Beyond risk prediction, AI is also being used to address a long-standing challenge in pharmacy practice: unstructured clinical documentation. Much of the medication-related information needed for clinical decision-making is documented within narrative notes rather than organized data fields in the EHR. Natural language processing tools can review progress notes, discharge summaries, and consult documentation to identify important information such as medication initiations, discontinuations, dose adjustments, and adverse drug events. This is especially valuable during transitions of care, when discrepancies between intended and documented medication regimens are common and manual chart review can be both time-consuming and prone to omission.3
Moreover, AI is being used in pharmacy operations to help predict medication demand and identify potential shortages earlier. These systems analyze factors such as prescribing trends, seasonal patterns, and medication utilization data to help pharmacies better anticipate inventory needs. This can support more proactive inventory management and reduce reliance on last-minute ordering, particularly during periods of fluctuating medication demand or potential supply shortages.
AI may also support patient care by helping patients better understand and manage their medications through digital health applications, automated reminders, and personalized educational tools. These technologies can provide guidance on when and how to take medications, send refill or adherence reminders, and support medication monitoring through wearable devices and mobile health platforms. Some AI-based tools may also help improve communication with health care professionals and identify patients who may benefit from earlier follow-up or adherence interventions.1
Anjeza Fero, PharmD, RPh, is a pharmacist and professor at the University of Connecticut School of Pharmacy in Storrs.

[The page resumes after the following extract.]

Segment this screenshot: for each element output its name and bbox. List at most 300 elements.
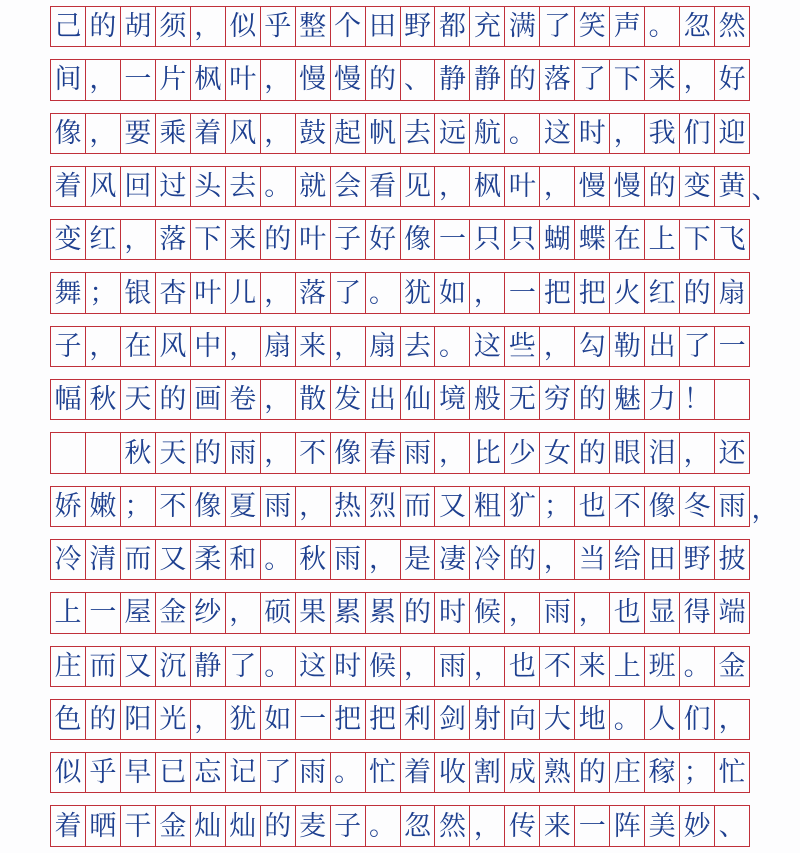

Ultimately, AI in pharmacy should be viewed as a supportive technology rather than a source of clinical authority. These systems can improve efficiency by organizing complex clinical data, identifying relevant patterns earlier, and helping pharmacists prioritize patient care activities. However, pharmacists remain responsible for interpreting findings and making all final therapeutic decisions. As AI continues to evolve, its greatest contribution to pharmacy practice will likely be optimizing workflows, reducing cognitive burden, and allowing pharmacists to devote more attention to patient care, clinical reasoning, and interdisciplinary collaboration.